Milner P C
Department of Community Medicine, University of Sheffield Medical School, U.K.
Stat Med. 1988 Oct;7(10):1061-72. doi: 10.1002/sim.4780071007.
The annual new, return and total attendances at Accident and Emergency (A and E) Departments for Trent district and the whole of the Trent region are forecast for the years 1986 to 1994 by using the autoregressive integrated moving average (ARIMA) time series model applied to the SH3 A and E returns for 1974 to 1985. The 1986 forecasts of annual new, return and total attendances in Trent districts are compared with the actual attendances observed; the new attendance forecasts were found accurate, the return attendance forecasts less so. The latter may reflect inability to predict changing policies on return attendances of individual A and E departments. The 1994 ARIMA forecasts of annual A and E new attendances for Trent districts are compared with the 1984 based regional guidelines for 1994 and the projections for individual districts.
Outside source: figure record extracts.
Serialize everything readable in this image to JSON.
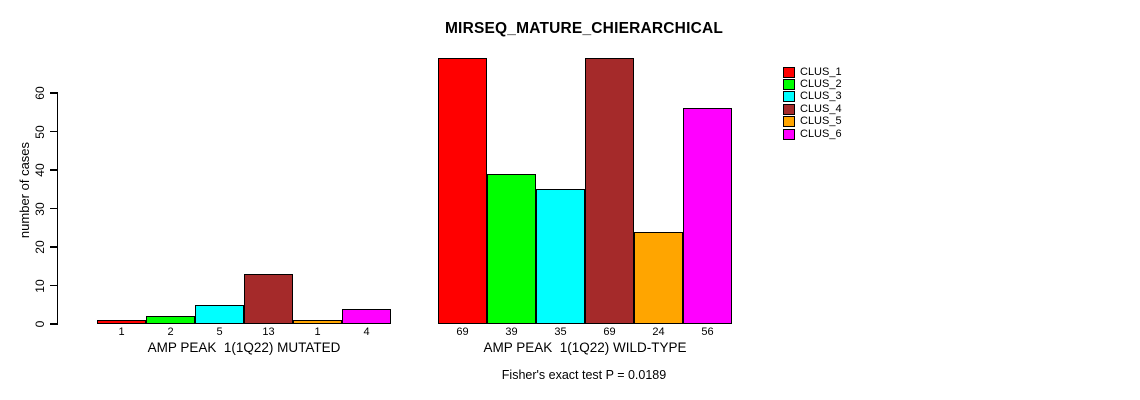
{
  "chart_data": {
    "type": "bar",
    "title": "MIRSEQ_MATURE_CHIERARCHICAL",
    "ylabel": "number of cases",
    "ylim": [
      0,
      69
    ],
    "yticks": [
      0,
      10,
      20,
      30,
      40,
      50,
      60
    ],
    "grid": false,
    "legend_position": "top-right",
    "categories": [
      "AMP PEAK  1(1Q22) MUTATED",
      "AMP PEAK  1(1Q22) WILD-TYPE"
    ],
    "series": [
      {
        "name": "CLUS_1",
        "color": "#FF0000",
        "values": [
          1,
          69
        ]
      },
      {
        "name": "CLUS_2",
        "color": "#00FF00",
        "values": [
          2,
          39
        ]
      },
      {
        "name": "CLUS_3",
        "color": "#00FFFF",
        "values": [
          5,
          35
        ]
      },
      {
        "name": "CLUS_4",
        "color": "#A52A2A",
        "values": [
          13,
          69
        ]
      },
      {
        "name": "CLUS_5",
        "color": "#FFA500",
        "values": [
          1,
          24
        ]
      },
      {
        "name": "CLUS_6",
        "color": "#FF00FF",
        "values": [
          4,
          56
        ]
      }
    ],
    "bar_value_labels_shown": true,
    "footnote": "Fisher's exact test P = 0.0189"
  }
}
Both the ARIMA models and the health districts' own projections produce a different forecast to the 1994 regional guideline which seems to overestimate. The forecasting methodology used has other applications in health care planning.
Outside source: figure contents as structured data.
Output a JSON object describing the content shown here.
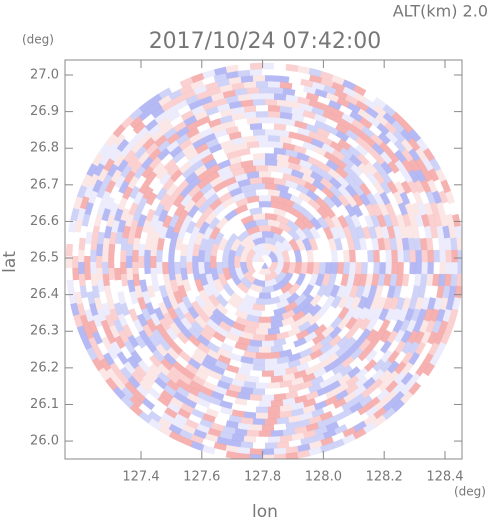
{
  "chart_data": {
    "type": "radar",
    "title": "2017/10/24 07:42:00",
    "subtitle": "ALT(km) 2.0",
    "x_label": "lon",
    "y_label": "lat",
    "x_unit": "(deg)",
    "y_unit": "(deg)",
    "xlim": [
      127.15,
      128.456
    ],
    "ylim": [
      25.951,
      27.041
    ],
    "xticks": [
      127.4,
      127.6,
      127.8,
      {
        "value": 128,
        "label": "128.0"
      },
      128.2,
      128.4
    ],
    "yticks": [
      {
        "value": 26,
        "label": "26.0"
      },
      26.1,
      26.2,
      26.3,
      26.4,
      26.5,
      26.6,
      26.7,
      26.8,
      26.9,
      {
        "value": 27,
        "label": "27.0"
      }
    ]
  }
}
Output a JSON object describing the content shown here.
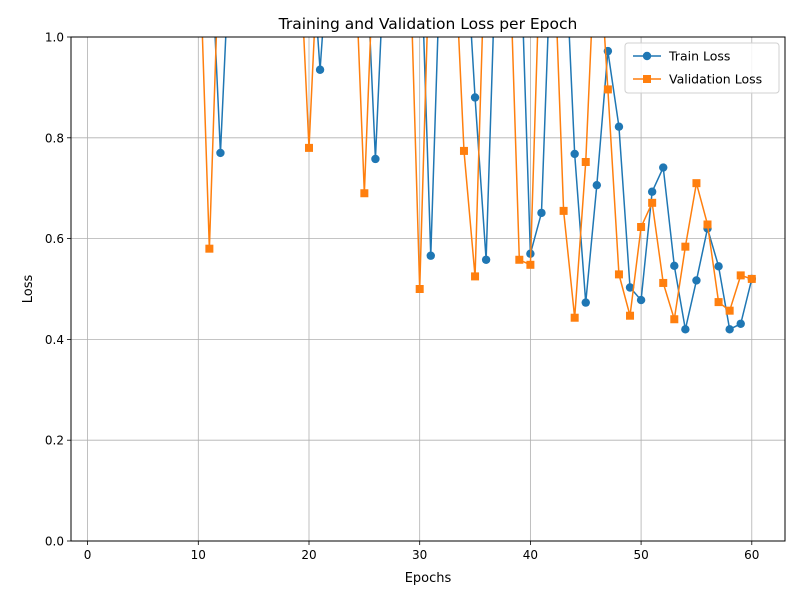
{
  "chart_data": {
    "type": "line",
    "title": "Training and Validation Loss per Epoch",
    "xlabel": "Epochs",
    "ylabel": "Loss",
    "xlim": [
      -1.5,
      63
    ],
    "ylim": [
      0,
      1.0
    ],
    "xticks": [
      0,
      10,
      20,
      30,
      40,
      50,
      60
    ],
    "yticks": [
      0.0,
      0.2,
      0.4,
      0.6,
      0.8,
      1.0
    ],
    "xtick_labels": [
      "0",
      "10",
      "20",
      "30",
      "40",
      "50",
      "60"
    ],
    "ytick_labels": [
      "0.0",
      "0.2",
      "0.4",
      "0.6",
      "0.8",
      "1.0"
    ],
    "grid": true,
    "legend_position": "top-right",
    "series": [
      {
        "name": "Train Loss",
        "color": "#1f77b4",
        "marker": "circle",
        "points": [
          [
            11,
            1.25
          ],
          [
            12,
            0.77
          ],
          [
            13,
            1.25
          ],
          [
            20,
            1.25
          ],
          [
            21,
            0.935
          ],
          [
            22,
            1.25
          ],
          [
            25,
            1.25
          ],
          [
            26,
            0.758
          ],
          [
            27,
            1.25
          ],
          [
            30,
            1.25
          ],
          [
            31,
            0.566
          ],
          [
            32,
            1.25
          ],
          [
            34,
            1.25
          ],
          [
            35,
            0.88
          ],
          [
            36,
            0.558
          ],
          [
            37,
            1.25
          ],
          [
            39,
            1.25
          ],
          [
            40,
            0.57
          ],
          [
            41,
            0.651
          ],
          [
            42,
            1.25
          ],
          [
            43,
            1.25
          ],
          [
            44,
            0.768
          ],
          [
            45,
            0.473
          ],
          [
            46,
            0.706
          ],
          [
            47,
            0.972
          ],
          [
            48,
            0.822
          ],
          [
            49,
            0.503
          ],
          [
            50,
            0.478
          ],
          [
            51,
            0.693
          ],
          [
            52,
            0.741
          ],
          [
            53,
            0.546
          ],
          [
            54,
            0.42
          ],
          [
            55,
            0.517
          ],
          [
            56,
            0.62
          ],
          [
            57,
            0.545
          ],
          [
            58,
            0.42
          ],
          [
            59,
            0.431
          ],
          [
            60,
            0.52
          ]
        ]
      },
      {
        "name": "Validation Loss",
        "color": "#ff7f0e",
        "marker": "square",
        "points": [
          [
            10,
            1.25
          ],
          [
            11,
            0.58
          ],
          [
            12,
            1.25
          ],
          [
            19,
            1.25
          ],
          [
            20,
            0.78
          ],
          [
            21,
            1.25
          ],
          [
            24,
            1.25
          ],
          [
            25,
            0.69
          ],
          [
            26,
            1.25
          ],
          [
            29,
            1.25
          ],
          [
            30,
            0.5
          ],
          [
            31,
            1.25
          ],
          [
            33,
            1.25
          ],
          [
            34,
            0.774
          ],
          [
            35,
            0.525
          ],
          [
            36,
            1.25
          ],
          [
            38,
            1.25
          ],
          [
            39,
            0.558
          ],
          [
            40,
            0.548
          ],
          [
            41,
            1.25
          ],
          [
            42,
            1.25
          ],
          [
            43,
            0.655
          ],
          [
            44,
            0.443
          ],
          [
            45,
            0.752
          ],
          [
            46,
            1.25
          ],
          [
            47,
            0.896
          ],
          [
            48,
            0.529
          ],
          [
            49,
            0.447
          ],
          [
            50,
            0.623
          ],
          [
            51,
            0.671
          ],
          [
            52,
            0.512
          ],
          [
            53,
            0.44
          ],
          [
            54,
            0.584
          ],
          [
            55,
            0.71
          ],
          [
            56,
            0.628
          ],
          [
            57,
            0.474
          ],
          [
            58,
            0.457
          ],
          [
            59,
            0.527
          ],
          [
            60,
            0.52
          ]
        ]
      }
    ]
  }
}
利用自回归积分移动平均(ARIMA)时间序列模型,将其应用于1974年至1985年的SH3急症室就诊数据,对特伦特地区及整个特伦特区域1986年至1994年急症室的年度新增就诊人数、复诊人数和总就诊人数进行了预测。将特伦特地区1986年的年度新增就诊人数、复诊人数和总就诊人数预测值与实际观察到的就诊人数进行了比较;发现新增就诊人数预测准确,而复诊人数预测则不太准确。后者可能反映出无法预测各个急症室复诊政策的变化。将特伦特地区1994年急症室年度新增就诊人数的ARIMA预测值与基于1984年的1994年区域指导方针以及各地区的预测值进行了比较。ARIMA模型和各健康区自己的预测结果与1994年区域指导方针的预测结果都不同,后者似乎高估了数据。所使用的预测方法在医疗保健规划中还有其他应用。